The most recent homelessness survey for the Washington, D.C., metropolitan area showed numbers moving in the right direction, revealing a seven percent decrease in the overall number of homeless people.
A 2019 Point-in-Time survey conducted by the Metropolitan Washington Council of Governments showed there are a total of 9,794 homeless individuals. This is the lowest number since the region began collecting data in 2001, and the first time the number has dropped below 10,000. This sample area included the nation's capital, along with parts of Maryland, Virginia and West Virginia.
There are now 686 fewer people living on the streets or in shelters than in 2018, according to the council.
Seven of nine jurisdictions recorded decreases in the number of persons experiencing homelessness from 2018 to 2019, the survey showed.

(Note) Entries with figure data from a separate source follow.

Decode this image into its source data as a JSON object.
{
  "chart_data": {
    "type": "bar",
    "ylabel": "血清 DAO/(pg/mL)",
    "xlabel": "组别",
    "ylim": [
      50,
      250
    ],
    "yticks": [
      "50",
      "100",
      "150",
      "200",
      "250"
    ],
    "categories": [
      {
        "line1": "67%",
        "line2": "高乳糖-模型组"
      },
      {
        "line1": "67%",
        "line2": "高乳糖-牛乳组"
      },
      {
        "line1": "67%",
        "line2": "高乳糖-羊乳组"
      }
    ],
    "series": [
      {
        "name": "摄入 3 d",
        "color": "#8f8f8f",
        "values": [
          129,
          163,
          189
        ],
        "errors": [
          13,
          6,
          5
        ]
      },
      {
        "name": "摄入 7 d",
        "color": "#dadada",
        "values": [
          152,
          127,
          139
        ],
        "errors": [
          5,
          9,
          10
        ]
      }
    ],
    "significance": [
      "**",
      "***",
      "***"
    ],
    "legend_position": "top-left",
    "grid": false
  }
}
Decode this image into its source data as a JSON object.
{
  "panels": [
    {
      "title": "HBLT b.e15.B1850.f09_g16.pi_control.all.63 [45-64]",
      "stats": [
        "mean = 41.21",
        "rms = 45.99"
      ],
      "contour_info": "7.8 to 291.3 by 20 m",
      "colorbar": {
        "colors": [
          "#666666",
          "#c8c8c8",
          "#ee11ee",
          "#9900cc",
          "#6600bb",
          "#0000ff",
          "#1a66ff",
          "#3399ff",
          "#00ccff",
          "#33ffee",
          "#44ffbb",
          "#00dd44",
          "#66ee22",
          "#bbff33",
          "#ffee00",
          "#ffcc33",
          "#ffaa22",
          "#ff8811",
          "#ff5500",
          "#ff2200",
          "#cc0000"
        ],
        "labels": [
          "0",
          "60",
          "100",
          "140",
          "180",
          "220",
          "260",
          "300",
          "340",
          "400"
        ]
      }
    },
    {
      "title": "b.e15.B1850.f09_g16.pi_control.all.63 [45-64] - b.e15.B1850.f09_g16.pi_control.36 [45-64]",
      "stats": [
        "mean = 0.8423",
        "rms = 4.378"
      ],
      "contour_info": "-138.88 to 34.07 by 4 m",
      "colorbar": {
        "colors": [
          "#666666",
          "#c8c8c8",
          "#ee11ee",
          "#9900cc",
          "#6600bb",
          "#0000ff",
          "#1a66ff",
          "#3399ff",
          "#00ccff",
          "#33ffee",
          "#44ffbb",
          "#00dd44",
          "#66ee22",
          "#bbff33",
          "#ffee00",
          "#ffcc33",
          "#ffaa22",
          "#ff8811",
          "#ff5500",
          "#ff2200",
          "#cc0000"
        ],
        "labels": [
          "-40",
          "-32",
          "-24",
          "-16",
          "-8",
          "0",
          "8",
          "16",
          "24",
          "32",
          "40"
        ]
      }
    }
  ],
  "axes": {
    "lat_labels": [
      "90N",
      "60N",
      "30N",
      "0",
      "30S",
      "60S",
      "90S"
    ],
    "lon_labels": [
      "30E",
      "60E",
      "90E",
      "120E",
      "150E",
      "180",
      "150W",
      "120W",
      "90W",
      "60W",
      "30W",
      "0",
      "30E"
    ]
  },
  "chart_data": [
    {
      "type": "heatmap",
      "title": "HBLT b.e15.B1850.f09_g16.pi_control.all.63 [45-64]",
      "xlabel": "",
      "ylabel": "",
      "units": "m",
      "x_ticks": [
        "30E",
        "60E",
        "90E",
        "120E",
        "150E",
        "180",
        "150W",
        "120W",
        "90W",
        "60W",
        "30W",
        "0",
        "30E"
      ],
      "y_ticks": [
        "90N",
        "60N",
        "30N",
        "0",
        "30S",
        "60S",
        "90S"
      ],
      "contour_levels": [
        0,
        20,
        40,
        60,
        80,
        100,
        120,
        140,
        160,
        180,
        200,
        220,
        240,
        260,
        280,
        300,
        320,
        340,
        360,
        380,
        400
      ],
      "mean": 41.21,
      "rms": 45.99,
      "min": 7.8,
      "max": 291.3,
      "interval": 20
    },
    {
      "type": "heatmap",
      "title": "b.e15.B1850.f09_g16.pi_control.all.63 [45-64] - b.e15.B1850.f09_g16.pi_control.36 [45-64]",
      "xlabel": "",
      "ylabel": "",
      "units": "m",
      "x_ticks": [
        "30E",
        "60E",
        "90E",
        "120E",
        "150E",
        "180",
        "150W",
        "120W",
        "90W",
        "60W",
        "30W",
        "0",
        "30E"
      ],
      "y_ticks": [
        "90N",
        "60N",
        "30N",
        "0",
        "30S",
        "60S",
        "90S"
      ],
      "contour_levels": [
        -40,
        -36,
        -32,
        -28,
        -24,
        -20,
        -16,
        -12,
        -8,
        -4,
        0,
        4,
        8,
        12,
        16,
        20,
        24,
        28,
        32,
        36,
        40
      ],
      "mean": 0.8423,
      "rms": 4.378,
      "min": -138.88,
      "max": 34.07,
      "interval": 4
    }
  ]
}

The report also credited coordinated projects between the departments of Housing and Urban Development (HUD) and Veterans Affairs (VA) as having a positive impact on reducing the number of military veterans who have been homeless since 2015.
The availability of permanent housing resources and financial vouchers have also benefited veterans and contributed to the turnaround, according to the survey.
In the District of Columbia, specifically, there was a six percent decrease in the total number of homeless residents between 2018 and 2019; the count went from 6,904 to 6,521, the report showed.
Between 2015 and 2019, D.C. saw a drastic 11 percent drop in homelessness across the board. The city attributed the decrease to new policies centered on homeless families that granted them year-round access to shelters and increased social service options.
The streamlined method allowed shelters to better absorb the higher volume of refuge seekers during the colder winter months while maintaining efficiency.
The District of Columbia passed the End Youth Homeless Amendment Act in 2014, expanding access to youth-centric services, and it also mandated an annual census.
The city also launched the Homelessness Prevention Program (HPP), which seeks to help families resolve a housing crisis before a shelter stay is even necessary.